Nach einiger Zeit überlegte ich mir, dass "integriert sein" vielleicht bedeutet, mit der Frage der Heimat endgültig abzuschließen? Wie wenn jemand einen Kaugummi aus dem Mund nimmt, weil er seinen Geschmack verloren hat.
Jetzt denke ich bei "Ankommen" an etwas anderes. Es ähnelt einem Sprung ins Leere oder einer Fortbewegung zwischen Fallen und Fliegen. Ich wundere mich, in welchem sprachlichen Geist sich das Wort besser verstehen lässt. Auf Deutsch oder Arabisch? In beiden Sprachen bleibt es rätselhaft. Schließlich bedeutet Ankommen, dass man die Heimat und ihren Widerspruch unter einen Hut bringt.

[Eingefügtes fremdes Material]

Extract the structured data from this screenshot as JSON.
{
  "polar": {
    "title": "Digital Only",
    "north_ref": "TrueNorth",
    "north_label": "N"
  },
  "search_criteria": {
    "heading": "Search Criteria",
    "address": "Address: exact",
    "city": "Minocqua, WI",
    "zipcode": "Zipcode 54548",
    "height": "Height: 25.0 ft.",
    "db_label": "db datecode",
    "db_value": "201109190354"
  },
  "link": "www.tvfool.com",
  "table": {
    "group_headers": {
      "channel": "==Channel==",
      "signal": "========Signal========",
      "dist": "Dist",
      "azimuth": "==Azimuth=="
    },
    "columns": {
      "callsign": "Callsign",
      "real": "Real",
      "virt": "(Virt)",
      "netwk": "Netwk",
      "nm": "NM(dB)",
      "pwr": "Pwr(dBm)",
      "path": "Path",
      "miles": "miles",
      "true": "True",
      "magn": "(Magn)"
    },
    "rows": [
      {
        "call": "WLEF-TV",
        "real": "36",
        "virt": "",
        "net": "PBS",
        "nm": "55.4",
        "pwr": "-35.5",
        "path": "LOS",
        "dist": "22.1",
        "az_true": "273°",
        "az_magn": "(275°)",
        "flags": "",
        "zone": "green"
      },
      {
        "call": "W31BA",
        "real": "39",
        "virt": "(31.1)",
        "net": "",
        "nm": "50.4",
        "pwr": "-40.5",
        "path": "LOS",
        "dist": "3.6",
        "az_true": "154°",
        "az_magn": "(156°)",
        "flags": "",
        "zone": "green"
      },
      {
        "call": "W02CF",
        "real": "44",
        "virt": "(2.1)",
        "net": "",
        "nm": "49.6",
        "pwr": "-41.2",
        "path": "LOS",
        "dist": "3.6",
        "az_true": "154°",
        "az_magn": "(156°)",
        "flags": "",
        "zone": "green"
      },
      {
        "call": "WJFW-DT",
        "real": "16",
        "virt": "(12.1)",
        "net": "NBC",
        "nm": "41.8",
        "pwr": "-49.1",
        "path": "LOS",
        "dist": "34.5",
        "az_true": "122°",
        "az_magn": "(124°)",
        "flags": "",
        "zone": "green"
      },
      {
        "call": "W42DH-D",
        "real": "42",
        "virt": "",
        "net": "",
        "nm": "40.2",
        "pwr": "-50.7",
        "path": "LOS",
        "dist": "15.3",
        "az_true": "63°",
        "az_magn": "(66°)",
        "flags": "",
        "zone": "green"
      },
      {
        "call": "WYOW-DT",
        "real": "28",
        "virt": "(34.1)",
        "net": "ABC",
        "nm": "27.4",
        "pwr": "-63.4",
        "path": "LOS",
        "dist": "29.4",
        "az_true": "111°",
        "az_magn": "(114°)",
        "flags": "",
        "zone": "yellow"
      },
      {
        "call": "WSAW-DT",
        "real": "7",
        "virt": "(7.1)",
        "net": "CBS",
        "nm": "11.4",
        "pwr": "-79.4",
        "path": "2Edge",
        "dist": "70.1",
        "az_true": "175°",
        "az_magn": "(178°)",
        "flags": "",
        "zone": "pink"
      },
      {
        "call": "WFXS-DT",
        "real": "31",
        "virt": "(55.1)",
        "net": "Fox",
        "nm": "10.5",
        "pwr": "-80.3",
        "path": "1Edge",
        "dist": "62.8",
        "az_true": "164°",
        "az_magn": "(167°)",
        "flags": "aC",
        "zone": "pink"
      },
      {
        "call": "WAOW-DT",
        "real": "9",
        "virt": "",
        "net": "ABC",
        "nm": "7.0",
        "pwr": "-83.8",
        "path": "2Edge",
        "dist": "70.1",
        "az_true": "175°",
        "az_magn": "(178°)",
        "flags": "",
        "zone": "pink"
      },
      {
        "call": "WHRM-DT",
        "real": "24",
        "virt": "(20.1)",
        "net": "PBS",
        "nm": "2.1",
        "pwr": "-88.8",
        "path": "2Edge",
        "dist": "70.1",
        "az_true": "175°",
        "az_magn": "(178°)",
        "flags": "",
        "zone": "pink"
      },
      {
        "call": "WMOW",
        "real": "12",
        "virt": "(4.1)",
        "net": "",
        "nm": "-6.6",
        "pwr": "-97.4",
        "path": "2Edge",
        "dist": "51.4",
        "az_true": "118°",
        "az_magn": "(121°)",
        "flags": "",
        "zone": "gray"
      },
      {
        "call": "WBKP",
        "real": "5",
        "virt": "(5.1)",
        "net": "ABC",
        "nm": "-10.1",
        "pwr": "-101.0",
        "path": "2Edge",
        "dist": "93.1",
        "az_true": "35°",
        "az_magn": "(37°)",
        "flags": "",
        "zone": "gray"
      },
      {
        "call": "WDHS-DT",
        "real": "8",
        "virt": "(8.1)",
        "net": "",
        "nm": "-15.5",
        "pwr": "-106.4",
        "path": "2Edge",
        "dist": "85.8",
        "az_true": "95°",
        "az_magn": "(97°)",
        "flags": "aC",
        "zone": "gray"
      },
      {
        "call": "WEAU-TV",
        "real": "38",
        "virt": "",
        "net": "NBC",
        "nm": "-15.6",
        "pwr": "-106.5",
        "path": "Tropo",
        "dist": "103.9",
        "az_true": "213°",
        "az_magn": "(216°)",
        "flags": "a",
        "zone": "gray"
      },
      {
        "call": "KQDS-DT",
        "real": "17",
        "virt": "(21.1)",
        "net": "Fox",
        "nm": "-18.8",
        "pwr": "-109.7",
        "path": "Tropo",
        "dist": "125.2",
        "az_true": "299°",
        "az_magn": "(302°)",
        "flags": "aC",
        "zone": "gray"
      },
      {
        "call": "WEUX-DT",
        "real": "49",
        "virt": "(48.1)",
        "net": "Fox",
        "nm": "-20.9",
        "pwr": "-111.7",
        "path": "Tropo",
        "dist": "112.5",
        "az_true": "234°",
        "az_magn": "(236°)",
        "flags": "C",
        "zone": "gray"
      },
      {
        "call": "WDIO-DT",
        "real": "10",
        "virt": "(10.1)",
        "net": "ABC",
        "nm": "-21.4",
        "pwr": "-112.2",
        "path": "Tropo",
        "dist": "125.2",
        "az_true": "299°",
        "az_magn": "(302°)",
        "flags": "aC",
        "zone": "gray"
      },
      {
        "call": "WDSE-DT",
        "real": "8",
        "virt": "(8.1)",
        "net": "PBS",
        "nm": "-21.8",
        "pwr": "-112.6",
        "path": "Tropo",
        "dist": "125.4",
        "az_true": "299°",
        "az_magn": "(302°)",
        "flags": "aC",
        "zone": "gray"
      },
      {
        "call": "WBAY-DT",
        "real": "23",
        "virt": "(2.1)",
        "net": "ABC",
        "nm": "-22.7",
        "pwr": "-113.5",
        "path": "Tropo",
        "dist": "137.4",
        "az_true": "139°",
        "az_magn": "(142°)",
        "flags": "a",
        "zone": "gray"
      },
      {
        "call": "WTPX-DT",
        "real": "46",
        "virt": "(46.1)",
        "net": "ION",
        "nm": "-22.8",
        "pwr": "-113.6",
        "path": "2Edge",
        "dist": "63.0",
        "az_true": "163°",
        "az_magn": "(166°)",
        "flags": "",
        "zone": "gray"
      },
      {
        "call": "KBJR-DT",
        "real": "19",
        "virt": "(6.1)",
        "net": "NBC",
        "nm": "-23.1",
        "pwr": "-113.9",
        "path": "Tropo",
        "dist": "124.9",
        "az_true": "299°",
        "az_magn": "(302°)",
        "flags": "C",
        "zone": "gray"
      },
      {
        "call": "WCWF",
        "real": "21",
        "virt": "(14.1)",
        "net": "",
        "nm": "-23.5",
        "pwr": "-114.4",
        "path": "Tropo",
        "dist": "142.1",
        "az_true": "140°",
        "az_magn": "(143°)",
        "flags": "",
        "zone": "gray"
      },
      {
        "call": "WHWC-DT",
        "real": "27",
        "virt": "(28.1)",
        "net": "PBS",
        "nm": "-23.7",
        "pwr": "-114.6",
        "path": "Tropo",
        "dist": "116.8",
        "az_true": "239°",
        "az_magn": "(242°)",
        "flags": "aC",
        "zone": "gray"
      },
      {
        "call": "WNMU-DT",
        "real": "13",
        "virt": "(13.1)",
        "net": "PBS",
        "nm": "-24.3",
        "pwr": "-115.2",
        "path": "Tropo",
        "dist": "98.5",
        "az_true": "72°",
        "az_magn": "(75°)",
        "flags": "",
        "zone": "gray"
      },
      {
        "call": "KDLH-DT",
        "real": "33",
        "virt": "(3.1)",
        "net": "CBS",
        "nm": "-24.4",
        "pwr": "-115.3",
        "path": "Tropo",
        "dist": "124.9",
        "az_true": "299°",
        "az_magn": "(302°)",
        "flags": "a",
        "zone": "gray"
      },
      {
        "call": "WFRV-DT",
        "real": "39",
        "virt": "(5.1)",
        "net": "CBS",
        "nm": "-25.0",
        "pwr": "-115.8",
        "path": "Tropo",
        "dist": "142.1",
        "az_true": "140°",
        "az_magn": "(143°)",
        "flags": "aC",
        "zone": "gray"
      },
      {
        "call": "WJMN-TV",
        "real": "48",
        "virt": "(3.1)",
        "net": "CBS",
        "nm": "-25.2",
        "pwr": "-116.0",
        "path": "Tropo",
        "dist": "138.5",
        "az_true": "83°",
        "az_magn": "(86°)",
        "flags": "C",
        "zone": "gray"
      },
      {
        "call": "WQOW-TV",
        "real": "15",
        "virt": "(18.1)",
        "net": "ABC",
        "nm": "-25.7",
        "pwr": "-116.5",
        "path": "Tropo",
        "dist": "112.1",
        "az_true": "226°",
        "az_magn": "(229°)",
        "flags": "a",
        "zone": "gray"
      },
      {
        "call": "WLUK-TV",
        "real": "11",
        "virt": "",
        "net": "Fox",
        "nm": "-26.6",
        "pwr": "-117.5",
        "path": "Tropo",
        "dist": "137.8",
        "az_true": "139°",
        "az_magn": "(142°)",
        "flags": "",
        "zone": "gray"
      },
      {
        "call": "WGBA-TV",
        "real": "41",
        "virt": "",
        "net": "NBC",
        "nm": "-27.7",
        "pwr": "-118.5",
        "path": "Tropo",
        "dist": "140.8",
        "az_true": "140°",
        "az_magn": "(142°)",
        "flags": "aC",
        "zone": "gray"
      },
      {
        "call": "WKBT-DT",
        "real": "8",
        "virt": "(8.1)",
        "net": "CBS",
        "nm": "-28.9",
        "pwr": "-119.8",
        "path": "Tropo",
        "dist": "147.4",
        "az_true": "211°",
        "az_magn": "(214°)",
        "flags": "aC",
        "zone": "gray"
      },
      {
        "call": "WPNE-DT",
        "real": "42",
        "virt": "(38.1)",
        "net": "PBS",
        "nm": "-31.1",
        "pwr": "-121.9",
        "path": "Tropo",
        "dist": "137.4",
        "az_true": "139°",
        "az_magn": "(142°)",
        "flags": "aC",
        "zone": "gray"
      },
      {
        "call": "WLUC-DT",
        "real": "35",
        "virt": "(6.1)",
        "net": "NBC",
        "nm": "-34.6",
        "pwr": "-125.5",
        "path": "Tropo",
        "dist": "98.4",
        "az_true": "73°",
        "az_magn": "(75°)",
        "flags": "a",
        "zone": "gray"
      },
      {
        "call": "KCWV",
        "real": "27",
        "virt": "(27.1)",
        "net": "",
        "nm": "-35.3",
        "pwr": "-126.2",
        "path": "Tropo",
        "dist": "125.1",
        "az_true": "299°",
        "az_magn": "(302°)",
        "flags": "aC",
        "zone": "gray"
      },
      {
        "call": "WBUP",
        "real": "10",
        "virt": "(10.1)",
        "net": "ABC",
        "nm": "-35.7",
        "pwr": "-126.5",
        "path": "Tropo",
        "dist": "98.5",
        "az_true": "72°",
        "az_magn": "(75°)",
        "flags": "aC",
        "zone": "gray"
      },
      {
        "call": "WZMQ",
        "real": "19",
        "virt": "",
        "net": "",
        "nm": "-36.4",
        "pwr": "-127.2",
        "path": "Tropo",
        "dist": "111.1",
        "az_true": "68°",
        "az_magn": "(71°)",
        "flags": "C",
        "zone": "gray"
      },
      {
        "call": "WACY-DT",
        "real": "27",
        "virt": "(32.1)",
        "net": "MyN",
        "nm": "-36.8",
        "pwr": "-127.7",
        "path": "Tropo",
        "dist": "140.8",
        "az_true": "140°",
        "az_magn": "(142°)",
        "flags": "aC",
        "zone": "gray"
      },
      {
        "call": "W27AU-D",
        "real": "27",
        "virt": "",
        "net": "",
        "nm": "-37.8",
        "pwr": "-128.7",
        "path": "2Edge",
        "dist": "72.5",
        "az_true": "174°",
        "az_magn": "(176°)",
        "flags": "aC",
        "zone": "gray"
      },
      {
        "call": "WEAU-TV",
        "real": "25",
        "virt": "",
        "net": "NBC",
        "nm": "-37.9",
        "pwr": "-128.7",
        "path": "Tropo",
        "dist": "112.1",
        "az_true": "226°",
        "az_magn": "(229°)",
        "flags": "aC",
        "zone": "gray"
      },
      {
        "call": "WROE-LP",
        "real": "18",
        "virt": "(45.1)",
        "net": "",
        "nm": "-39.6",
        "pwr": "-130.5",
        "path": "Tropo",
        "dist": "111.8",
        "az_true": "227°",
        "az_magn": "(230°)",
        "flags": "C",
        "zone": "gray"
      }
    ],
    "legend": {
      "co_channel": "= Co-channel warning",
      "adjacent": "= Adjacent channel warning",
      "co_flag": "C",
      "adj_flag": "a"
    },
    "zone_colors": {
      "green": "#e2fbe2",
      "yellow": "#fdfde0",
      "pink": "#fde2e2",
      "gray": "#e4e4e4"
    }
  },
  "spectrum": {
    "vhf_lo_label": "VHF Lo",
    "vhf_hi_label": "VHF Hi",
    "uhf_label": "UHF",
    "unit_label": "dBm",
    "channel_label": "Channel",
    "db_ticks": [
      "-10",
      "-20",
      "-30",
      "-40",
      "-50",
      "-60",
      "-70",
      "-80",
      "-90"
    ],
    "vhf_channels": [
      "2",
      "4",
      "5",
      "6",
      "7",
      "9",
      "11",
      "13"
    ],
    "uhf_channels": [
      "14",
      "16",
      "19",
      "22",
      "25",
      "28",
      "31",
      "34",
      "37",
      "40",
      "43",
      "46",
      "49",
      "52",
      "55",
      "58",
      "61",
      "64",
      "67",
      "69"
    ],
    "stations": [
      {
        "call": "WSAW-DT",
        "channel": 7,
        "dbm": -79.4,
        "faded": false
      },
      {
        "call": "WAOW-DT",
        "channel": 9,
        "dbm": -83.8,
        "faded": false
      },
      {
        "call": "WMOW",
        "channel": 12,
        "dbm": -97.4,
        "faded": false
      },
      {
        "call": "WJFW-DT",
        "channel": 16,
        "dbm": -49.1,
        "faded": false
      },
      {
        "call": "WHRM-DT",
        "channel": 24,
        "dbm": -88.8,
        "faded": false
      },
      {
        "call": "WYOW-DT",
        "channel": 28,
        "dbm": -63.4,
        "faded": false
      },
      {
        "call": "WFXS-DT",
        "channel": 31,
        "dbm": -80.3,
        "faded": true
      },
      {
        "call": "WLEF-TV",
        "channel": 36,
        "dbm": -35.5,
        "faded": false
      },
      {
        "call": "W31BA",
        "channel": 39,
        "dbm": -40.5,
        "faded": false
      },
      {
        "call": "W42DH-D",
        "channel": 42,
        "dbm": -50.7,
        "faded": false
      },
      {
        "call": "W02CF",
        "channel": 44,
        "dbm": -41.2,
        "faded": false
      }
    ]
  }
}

Ich habe mehrere Bücher auf Deutsch geschrieben und fühle mich in meinem Beruf als Schriftsteller sehr wohl. Trotzdem erlebe ich manchmal schwierige Situationen, in denen ich das Gefühl habe, als Flüchtling eingeordnet zu werden. Das stört mich, weil mein Fluchthintergrund meine anderen Identitäten unangenehm bedeckt. Ich bin Vater, Ehemann, Schriftsteller, und ich darf viele andere Aktivitäten pflegen. Denn ich bin ein Mensch und ich lebe in der Schweiz.